Rumah Kebajikan
(Kelenteng Boen Tek Bio)
(Kelenteng Boen Tek Bio)
18
Februari 1998
Matahari
menutup senyumnya menjelang senja. Panas terik diganti angin sepoi – sepoi yang
mengelus pipi. Biru langit pudar digantikan warna merah gelap. Kelenteng Boen
Tek Bio sepi sudah. Loa Hay Yang menjalankan rutinitas seperti biasanya sebagai
penjaga kelenteng dan seorang Buddha yang saleh. Menyapu dan membersihkan
kelenteng. Tak lupa meletakkan hio terakhir sebagai ucapan syukur di genta.
Asapnya membumbung ke angkasa. Ia menyukai rutinitas penghujung harinya itu.

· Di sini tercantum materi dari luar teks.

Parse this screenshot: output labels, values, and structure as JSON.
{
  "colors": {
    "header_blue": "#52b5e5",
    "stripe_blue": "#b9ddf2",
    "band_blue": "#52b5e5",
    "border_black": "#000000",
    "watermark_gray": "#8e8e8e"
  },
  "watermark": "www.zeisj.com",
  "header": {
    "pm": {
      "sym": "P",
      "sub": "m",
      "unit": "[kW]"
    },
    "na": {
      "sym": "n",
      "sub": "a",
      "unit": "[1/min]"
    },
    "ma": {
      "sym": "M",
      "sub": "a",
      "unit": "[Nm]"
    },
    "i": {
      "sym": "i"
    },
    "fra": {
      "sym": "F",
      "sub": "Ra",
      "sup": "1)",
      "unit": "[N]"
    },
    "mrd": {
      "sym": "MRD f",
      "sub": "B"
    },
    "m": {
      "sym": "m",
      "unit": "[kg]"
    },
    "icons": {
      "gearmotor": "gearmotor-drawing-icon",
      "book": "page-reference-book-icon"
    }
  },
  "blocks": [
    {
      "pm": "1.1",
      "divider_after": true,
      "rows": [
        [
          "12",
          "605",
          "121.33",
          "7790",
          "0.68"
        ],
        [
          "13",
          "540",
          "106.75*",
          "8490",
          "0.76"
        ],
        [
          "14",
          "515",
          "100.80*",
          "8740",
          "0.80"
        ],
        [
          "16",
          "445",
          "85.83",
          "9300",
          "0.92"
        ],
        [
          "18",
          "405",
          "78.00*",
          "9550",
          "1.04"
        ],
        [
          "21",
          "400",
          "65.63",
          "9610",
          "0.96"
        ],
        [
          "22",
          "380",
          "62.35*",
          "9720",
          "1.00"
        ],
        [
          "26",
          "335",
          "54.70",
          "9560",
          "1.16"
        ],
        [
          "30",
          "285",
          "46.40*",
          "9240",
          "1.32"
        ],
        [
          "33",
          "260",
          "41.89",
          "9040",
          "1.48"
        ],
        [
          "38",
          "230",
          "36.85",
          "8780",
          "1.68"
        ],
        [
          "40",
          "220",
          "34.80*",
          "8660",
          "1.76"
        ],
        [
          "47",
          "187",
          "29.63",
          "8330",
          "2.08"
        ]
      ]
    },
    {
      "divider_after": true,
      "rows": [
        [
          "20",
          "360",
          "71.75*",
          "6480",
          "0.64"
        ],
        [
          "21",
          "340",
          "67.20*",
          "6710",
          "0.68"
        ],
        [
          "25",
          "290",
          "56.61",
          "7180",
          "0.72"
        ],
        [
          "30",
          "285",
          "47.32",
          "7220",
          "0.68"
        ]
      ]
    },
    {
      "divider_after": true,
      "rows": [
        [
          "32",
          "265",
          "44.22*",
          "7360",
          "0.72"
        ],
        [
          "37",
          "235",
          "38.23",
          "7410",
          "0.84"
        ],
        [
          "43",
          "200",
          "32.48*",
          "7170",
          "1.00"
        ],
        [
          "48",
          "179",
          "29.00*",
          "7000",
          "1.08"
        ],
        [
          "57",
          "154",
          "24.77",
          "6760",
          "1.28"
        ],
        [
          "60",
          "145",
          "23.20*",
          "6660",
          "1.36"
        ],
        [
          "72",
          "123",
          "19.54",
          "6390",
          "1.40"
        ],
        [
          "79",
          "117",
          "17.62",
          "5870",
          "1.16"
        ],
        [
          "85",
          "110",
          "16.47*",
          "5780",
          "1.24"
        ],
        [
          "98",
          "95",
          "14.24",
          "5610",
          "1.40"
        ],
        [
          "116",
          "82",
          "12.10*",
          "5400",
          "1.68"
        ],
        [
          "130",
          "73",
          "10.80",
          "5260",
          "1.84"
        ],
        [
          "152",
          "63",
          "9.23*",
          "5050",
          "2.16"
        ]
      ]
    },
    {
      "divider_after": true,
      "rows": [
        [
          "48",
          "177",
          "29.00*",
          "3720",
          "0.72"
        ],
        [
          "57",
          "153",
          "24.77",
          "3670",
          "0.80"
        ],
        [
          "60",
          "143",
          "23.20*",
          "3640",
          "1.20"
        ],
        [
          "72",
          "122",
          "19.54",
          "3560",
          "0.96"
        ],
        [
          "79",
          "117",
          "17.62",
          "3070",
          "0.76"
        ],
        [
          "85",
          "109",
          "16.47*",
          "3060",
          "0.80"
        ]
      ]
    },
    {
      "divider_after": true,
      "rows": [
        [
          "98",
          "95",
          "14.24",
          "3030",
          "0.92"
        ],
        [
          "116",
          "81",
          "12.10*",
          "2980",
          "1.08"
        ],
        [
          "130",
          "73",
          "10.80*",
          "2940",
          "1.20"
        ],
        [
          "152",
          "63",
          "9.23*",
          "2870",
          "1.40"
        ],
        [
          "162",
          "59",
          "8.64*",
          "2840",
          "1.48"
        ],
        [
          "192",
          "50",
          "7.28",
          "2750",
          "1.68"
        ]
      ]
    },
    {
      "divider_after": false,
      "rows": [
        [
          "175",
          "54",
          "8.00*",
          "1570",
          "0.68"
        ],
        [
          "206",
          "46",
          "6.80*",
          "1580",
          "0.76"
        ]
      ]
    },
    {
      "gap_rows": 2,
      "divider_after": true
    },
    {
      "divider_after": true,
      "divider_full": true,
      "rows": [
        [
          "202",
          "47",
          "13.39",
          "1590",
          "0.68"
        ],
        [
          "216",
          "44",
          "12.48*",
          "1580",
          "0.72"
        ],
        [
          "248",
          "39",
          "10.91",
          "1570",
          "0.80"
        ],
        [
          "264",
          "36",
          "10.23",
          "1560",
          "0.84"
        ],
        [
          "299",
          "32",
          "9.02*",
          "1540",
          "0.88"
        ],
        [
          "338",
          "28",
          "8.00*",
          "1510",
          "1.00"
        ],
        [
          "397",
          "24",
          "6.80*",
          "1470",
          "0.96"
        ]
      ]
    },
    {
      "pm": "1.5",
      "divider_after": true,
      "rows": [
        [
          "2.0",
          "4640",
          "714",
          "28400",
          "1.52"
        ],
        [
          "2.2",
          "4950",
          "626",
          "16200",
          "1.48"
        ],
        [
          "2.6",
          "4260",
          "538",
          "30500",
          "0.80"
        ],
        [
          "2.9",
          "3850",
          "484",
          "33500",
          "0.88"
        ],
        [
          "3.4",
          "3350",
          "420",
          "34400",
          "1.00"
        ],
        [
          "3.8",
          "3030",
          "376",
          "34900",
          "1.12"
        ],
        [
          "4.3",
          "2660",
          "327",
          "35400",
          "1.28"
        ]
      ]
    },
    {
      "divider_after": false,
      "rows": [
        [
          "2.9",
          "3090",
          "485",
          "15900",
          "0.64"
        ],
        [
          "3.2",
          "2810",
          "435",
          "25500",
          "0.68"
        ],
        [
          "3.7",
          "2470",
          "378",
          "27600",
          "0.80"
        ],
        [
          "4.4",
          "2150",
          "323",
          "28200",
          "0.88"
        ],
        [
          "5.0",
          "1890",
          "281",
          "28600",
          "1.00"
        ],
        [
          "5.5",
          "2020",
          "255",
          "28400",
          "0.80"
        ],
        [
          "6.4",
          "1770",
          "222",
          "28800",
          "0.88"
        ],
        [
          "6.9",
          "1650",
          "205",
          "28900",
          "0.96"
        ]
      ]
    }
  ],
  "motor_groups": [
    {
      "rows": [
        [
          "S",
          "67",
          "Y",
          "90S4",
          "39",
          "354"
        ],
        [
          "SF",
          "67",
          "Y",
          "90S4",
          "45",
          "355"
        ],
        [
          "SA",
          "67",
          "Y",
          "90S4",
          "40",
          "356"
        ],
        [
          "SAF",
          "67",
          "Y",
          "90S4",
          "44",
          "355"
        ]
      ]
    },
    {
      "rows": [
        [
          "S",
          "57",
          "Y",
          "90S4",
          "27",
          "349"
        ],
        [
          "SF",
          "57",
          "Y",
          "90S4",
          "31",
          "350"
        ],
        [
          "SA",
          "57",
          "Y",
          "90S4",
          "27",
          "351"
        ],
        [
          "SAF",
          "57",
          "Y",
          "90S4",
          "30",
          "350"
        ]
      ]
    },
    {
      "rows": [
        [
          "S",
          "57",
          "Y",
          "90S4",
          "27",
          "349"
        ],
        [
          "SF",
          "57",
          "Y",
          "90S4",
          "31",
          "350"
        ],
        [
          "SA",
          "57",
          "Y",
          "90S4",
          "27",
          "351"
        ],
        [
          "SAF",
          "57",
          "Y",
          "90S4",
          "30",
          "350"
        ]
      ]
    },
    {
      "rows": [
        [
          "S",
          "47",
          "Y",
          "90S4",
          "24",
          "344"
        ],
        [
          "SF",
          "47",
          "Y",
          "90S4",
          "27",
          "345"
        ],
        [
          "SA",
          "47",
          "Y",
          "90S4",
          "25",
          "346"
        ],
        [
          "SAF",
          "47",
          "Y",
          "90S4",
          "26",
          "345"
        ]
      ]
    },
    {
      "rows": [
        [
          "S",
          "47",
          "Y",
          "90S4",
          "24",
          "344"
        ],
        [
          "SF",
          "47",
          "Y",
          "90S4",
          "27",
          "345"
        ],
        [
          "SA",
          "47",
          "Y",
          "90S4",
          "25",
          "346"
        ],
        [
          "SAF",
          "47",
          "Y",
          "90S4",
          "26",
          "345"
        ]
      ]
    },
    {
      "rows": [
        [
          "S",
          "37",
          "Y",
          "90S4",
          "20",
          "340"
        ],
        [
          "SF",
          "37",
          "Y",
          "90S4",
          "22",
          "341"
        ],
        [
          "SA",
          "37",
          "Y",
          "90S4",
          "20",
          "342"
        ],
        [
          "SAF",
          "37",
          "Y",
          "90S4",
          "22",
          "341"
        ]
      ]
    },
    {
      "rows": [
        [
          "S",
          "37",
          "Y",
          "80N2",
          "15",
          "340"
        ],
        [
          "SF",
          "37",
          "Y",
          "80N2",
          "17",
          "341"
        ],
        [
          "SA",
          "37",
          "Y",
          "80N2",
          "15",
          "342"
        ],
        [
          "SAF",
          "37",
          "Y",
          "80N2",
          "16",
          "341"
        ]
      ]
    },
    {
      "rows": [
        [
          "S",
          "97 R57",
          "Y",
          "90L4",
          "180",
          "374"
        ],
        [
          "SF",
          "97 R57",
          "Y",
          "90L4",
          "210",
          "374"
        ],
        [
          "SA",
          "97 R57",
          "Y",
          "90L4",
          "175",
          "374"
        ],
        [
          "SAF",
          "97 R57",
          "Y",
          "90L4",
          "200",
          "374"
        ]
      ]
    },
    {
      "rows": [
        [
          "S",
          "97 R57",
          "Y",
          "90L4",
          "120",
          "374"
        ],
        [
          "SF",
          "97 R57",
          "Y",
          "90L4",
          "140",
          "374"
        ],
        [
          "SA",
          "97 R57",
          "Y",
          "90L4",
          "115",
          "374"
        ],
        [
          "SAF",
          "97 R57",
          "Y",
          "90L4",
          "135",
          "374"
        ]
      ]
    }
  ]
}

Namun kini, sukacita di hatinya pudar hari demi hari, seolah ikut tenggelam
bersama mentari.
Loa
Hay Yang duduk termangu di halaman. Sebuah lonceng tua yang elok tergantung di
halaman kelenteng Boen Tek Bio.Konon, lonceng apik itu berasal dari negeri Tiongkok
dan dibuat tahun 1835. Juga ada patung singa penjaga (Ciok-say) serta tempat
pembakaran kertas sembahyang (Kim Lo) berbentuk cukup antik yang dibuat pada
sekitar abad ke-19. Senyum sedih menghiasi wajah Loa Hay Yang. Ia berharap, ia
bisa menutup mata untuk terakhir kalinya tanpa harus melihat kelenteng
bersejarah ini runtuh, terbakar, dan hal buruk lainnya yang bisa terjadi.
“Hay
Yang...” suara lembut menyapanya.
“Bhante..”
jawab Loa Hay Yang dengan sopan.
Biksu
Lin Guang Liang duduk di sebelah Loa Hay Yang sambil tersenyum. Aura bijak
terpancar dari biksu berumur 60 tahun ini. Beliau berasal dari desa Huaxi di
Tiongkok dan sudah mengabdikan dirinya di kelenteng Boen Tek Bio selama 20
tahun terakhir.
“Saya
lihat, akhir – akhir ini kamu murung terus. Ada apa sebenarnya? Apakah ada yang
tidak beres?” tanya biksu Lin Guang Liang.
Loa
Hay Yang menghela nafas. “Saya khawatir Bhante... kondisi negara ini, secara
politik, sosial, terutama ekonomi sedang tertekan. Banyak warga pribumi yang
menentang keberadaan kita, kaum Tionghoa. Saya khawatir dengan kondisi kita,
terutama kelenteng ini. apa yang harus kita perbuat jika kelenteng ini digusur?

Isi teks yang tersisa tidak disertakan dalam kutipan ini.